Do tego przebijalnosc i blast shermanow zarowno w jednym (1943r) jak i drugim scenariuszu (1944) byly identyczne. Poza tym te penetracje nic nie powoduja: ani paniki (rzadko sie ona pojawia...) ani oslabienia pancerza.

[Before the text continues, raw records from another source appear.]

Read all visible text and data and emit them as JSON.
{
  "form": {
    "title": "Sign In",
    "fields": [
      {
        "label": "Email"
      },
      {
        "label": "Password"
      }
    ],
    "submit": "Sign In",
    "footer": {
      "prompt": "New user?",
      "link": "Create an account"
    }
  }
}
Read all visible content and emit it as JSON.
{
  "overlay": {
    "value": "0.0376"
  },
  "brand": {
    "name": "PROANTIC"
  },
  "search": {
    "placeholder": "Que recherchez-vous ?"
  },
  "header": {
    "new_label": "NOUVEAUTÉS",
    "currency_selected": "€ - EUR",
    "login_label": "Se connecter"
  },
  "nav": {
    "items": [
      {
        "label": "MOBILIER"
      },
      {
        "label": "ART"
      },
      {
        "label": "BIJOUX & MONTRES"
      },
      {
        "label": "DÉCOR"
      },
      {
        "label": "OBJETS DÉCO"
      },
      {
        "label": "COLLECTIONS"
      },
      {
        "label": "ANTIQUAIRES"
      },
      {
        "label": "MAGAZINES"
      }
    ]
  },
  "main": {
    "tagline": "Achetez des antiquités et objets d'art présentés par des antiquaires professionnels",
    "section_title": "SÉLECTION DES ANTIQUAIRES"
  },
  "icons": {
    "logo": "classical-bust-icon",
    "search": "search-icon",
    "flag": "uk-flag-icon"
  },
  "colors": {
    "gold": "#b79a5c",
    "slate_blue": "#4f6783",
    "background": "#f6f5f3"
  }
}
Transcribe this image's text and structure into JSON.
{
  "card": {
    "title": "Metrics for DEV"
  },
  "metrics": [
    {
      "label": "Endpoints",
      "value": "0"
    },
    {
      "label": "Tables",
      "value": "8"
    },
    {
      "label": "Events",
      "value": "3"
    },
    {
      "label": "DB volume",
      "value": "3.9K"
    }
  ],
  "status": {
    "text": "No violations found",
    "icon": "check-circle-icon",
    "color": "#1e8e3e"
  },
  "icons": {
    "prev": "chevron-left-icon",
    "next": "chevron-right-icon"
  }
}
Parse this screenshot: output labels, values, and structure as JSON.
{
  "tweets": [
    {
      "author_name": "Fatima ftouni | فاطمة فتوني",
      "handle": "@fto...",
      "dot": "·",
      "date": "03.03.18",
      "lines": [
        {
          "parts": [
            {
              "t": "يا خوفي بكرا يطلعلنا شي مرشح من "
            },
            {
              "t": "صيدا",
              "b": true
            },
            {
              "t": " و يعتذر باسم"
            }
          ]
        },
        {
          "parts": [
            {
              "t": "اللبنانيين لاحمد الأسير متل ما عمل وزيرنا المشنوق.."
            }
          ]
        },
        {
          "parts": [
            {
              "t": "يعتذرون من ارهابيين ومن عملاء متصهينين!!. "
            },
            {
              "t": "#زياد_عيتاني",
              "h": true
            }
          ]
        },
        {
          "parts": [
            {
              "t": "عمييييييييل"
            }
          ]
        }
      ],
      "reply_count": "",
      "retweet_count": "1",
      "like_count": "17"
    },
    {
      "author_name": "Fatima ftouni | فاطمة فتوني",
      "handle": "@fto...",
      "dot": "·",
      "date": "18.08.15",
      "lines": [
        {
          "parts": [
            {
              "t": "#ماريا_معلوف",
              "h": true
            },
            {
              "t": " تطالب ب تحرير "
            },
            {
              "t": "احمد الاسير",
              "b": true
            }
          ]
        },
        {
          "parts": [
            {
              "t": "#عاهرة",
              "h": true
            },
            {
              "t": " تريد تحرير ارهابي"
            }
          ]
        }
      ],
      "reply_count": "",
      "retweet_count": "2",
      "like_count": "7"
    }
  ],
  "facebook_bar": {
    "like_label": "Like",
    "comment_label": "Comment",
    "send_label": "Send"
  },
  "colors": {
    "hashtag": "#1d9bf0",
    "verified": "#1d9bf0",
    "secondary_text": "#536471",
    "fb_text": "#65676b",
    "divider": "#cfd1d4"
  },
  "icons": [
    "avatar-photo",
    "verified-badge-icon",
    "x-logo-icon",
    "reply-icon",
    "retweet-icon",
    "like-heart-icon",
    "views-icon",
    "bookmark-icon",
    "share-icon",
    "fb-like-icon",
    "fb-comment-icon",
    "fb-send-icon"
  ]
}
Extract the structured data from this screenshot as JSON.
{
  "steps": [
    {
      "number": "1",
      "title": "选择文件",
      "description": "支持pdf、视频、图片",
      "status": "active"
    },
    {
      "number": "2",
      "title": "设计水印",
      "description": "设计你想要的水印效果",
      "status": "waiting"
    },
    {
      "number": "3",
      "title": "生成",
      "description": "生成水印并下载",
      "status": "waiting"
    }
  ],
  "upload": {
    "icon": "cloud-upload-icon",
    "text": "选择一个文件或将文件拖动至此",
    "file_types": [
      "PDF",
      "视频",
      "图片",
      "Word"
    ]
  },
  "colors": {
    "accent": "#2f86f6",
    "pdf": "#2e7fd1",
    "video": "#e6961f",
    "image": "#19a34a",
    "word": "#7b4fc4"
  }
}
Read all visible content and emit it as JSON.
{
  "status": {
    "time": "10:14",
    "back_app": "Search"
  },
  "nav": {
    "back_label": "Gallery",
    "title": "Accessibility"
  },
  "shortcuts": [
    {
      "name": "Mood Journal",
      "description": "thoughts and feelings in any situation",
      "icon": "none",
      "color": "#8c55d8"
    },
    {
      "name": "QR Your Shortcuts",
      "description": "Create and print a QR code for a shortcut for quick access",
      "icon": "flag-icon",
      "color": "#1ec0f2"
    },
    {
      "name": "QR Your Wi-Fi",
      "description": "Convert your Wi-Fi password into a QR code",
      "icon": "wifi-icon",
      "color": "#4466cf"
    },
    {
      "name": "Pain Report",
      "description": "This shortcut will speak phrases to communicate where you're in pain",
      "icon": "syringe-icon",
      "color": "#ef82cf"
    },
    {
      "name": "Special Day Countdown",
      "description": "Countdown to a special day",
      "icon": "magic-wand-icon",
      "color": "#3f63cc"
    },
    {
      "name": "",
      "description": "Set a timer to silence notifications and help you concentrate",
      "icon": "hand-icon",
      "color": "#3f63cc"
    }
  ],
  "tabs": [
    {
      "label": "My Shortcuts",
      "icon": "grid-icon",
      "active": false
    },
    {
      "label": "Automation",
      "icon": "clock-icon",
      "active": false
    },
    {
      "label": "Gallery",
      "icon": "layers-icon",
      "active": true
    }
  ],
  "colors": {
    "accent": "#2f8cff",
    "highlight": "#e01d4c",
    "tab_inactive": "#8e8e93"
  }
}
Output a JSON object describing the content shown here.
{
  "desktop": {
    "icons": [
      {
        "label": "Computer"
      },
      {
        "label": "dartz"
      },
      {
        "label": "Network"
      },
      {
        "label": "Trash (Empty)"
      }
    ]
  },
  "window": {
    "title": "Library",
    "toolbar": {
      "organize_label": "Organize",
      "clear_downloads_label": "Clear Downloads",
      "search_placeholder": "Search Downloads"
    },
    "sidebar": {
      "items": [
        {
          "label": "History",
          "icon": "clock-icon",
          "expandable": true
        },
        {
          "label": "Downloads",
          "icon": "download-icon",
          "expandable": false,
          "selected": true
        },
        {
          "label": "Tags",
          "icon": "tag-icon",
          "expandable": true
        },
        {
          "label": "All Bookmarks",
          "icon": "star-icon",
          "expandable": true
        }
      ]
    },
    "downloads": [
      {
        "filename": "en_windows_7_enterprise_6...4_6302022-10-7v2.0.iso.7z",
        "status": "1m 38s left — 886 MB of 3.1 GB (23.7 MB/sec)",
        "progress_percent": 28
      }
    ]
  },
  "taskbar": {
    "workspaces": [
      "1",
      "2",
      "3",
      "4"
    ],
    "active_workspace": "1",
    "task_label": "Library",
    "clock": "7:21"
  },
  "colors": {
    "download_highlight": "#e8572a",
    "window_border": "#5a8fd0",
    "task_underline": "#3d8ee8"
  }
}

Co do blastu i wprowadzania nowych materialow wybuchowych.... Zgoda, ale zauwaz, ze w BO (opisujacej pozniejszy okres wojny) blasty byly MNIEJSZE niz w AK (okres wczesniejszy nieco)! Wiec tym tlumaczyc tego nie mozna. Tak samo jest z przebijalnoscia: wieksza jest w AK, mniejsza w BO.

21.11.2003
13:09
[44]

stary [ ZiP ]

nie wiem jak Wy graliście, ale ja na pustyni miałem zawsze minimum 2 shermany i 1 Granta spanikowanego, wg mnie załogi BARDZO szybko panikują w CMAK

21.11.2003
19:12
smile
[45]

grdyka_ [ Pretorianin ]

Hmmm. Mam mieszane uczucia co do CMAK.
Pierwsza bitwe (pustynna, Amerykanami) wygralem 89:11, a jest to o tyle dziwne, ze nie mialem 200% handicapu ;)
Krotko mowiac, nie mialem zadnego handicapu.
Stracilem tylko jeden czolg (m3), obydwa dziala i ze 20 ludzi w piechocie.
Zniszczylem wszystkie wrogie puszki.
Moje shermany i m3 zainkasowaly od cholery penetracji, a tylko jeden z nich padl, poza tym z raz moze ktorys tam spanikowal.
Graficznie to wszystko wygladalo ladnie, zwlaszcza wystrzaly, ale nieco nieczytelne, malo widoczne byly sylwetki niemieckich piechotnikow nacierajacych wsrod kamyczkow.
Pojedynki pancerne ciagnely sie w nieskonczonosc, co ogolnie zaczynalo byc nieco nuzace.
Widzac, ze moim sie nic nie dzieje, nawet nie probowalem manewrowac, po prostu tepo ustawialem swoich w linii i kilka razy po rzad klikalem: "go".
Cos jeszcze?
Sam nie wiem. Nie gralem jeszcze w misje we Wloszech, ale pierwsze wrazenie nie jest zbyt entuzjastyczne.
Dla elementow twierdzacych, ze to dodatek do CMBB mam smutna wiadomosc. Silnik ten sam, ale to nie wyglada na dodatek do CMBB.
Zreszta czas zweryfikuje te wszystkie opinie. Mam jeszcze przed soba druga misje oraz... pelna gre ;)
Pozdrawiam

22.11.2003
07:11
[46]

Bombardier [ Konsul ]

grdyka -> Ja z kolei rozegrałem misję we Włoszech, a na pustyni tylko kilka tur i mam odmienne zdanie. Broniłem się Niemcami i muszę powiedzieć, że atak AI był prowadzony nieco sprawniej niż w CMBB. Piechota zachowuje sie rewelacyjnie, jest ciut szybsza niż w BB, ale bez przegięć z BO. Mapa była dość wąska i na całej szerokosci kontrolowałem ją a mimo to 2 plutony US Army znalazły się niezauważone w centrum wioski na moich tyłach - nieco inaczej i wg mnie lepiej zorganizowano wykrywanie jednostek, dłużej niż w BB nie wiadomo kto się zbliża i kto strzela. Jeden z domów był obsadzony przez niemiecką drużynę piechoty. Na domek ruszyły 3 shermany i ... druzyna bez jednego wystrzału ruszyła w ich stronę z podniesionymi rękoma. REWELACJA. Do tych zalet trzeba jeszcze dotać kurz na polu bitwy utrudniajacy widoczność, ale ułatwiajacy wykrycie zbliżających się pojazdów wroga.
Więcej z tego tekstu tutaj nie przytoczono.